According to documents filed with a US labour agency, the employee’s internal posts escalated in 2019 and again in 2023 when management was rolling out new engineering titles and signalling that a “very small” group of roles might be cut by year end. Her critical comments in public channels prompted direct responses from senior leaders and repeated involvement from human resources, which described her messages as overly combative and inconsistent with company values. In July 2023 she received an email from the employee relations team stating she was being dismissed for breaching conduct guidelines over multiple years, including what the company considered personal attacks and acrimonious communication, and that prior coaching attempts had not led to meaningful change. The former engineer has lodged an unfair labour practice charge with the US National Labor Relations Board, arguing that her posts were part of “mutual aid and protection” for colleagues concerned about job security and organisational changes and she is seeking back pay plus reinstatement to her former role after settlement discussions broke down.

The wider issue now is whether a company can strictly enforce internal civility and brand aligned behaviour while still allowing robust and emotionally charged criticism of management decisions that may affect people’s livelihoods.
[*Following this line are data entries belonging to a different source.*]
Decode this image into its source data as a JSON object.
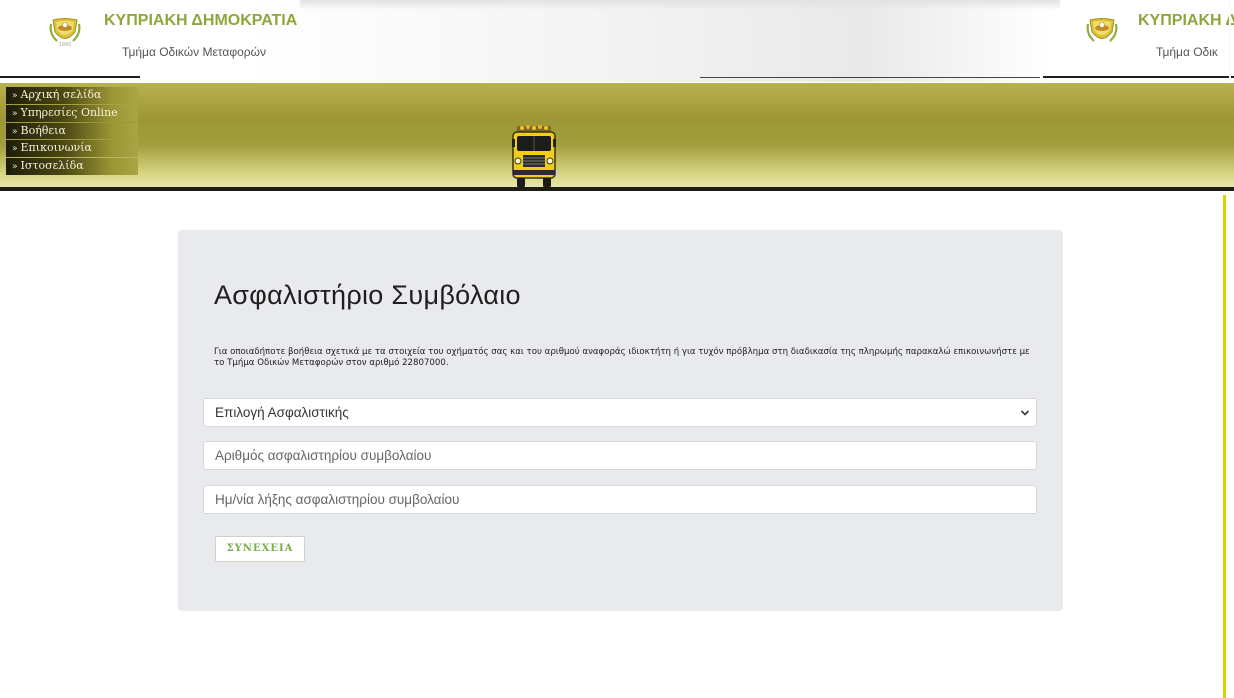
{
  "header": {
    "title": "ΚΥΠΡΙΑΚΗ ΔΗΜΟΚΡΑΤΙΑ",
    "subtitle": "Τμήμα Οδικών Μεταφορών",
    "title_truncated": "ΚΥΠΡΙΑΚΗ Δ",
    "subtitle_truncated": "Τμήμα Οδικ",
    "crest_icon": "cyprus-coat-of-arms-icon",
    "brand_color": "#8fa63a"
  },
  "nav": {
    "items": [
      {
        "label": "Αρχική σελίδα",
        "icon": "raquo"
      },
      {
        "label": "Υπηρεσίες Online",
        "icon": "raquo"
      },
      {
        "label": "Βοήθεια",
        "icon": "raquo"
      },
      {
        "label": "Επικοινωνία",
        "icon": "raquo"
      },
      {
        "label": "Ιστοσελίδα",
        "icon": "raquo"
      }
    ],
    "bullet": "»"
  },
  "banner": {
    "image_icon": "bus-front-icon",
    "gradient_colors": [
      "#9c9634",
      "#e9e7a9"
    ]
  },
  "form": {
    "title": "Ασφαλιστήριο Συμβόλαιο",
    "info_text": "Για οποιαδήποτε βοήθεια σχετικά με τα στοιχεία του οχήματός σας και του αριθμού αναφοράς ιδιοκτήτη ή για τυχόν πρόβλημα στη διαδικασία της πληρωμής παρακαλώ επικοινωνήστε με το Τμήμα Οδικών Μεταφορών στον αριθμό 22807000.",
    "insurer_select": {
      "selected": "Επιλογή Ασφαλιστικής",
      "icon": "chevron-down-icon"
    },
    "policy_number": {
      "value": "",
      "placeholder": "Αριθμός ασφαλιστηρίου συμβολαίου"
    },
    "expiry_date": {
      "value": "",
      "placeholder": "Ημ/νία λήξης ασφαλιστηρίου συμβολαίου"
    },
    "submit_label": "ΣΥΝΕΧΕΙΑ",
    "submit_color": "#78b043",
    "card_background": "#e8eaed"
  }
}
The case puts Atlassian’s cultural claims under scrutiny at a time when tech firms are rethinking internal communication norms, especially around large scale restructures and title changes that affect how thousands of employees see their careers. Depending on how the NLRB rules, this dispute could influence how other US based organisations moderate employee speech on internal platforms, where the line is drawn between unprofessional tone and protected collective activity and how far companies can go in disciplining staff who openly push back on leadership in front of their peers.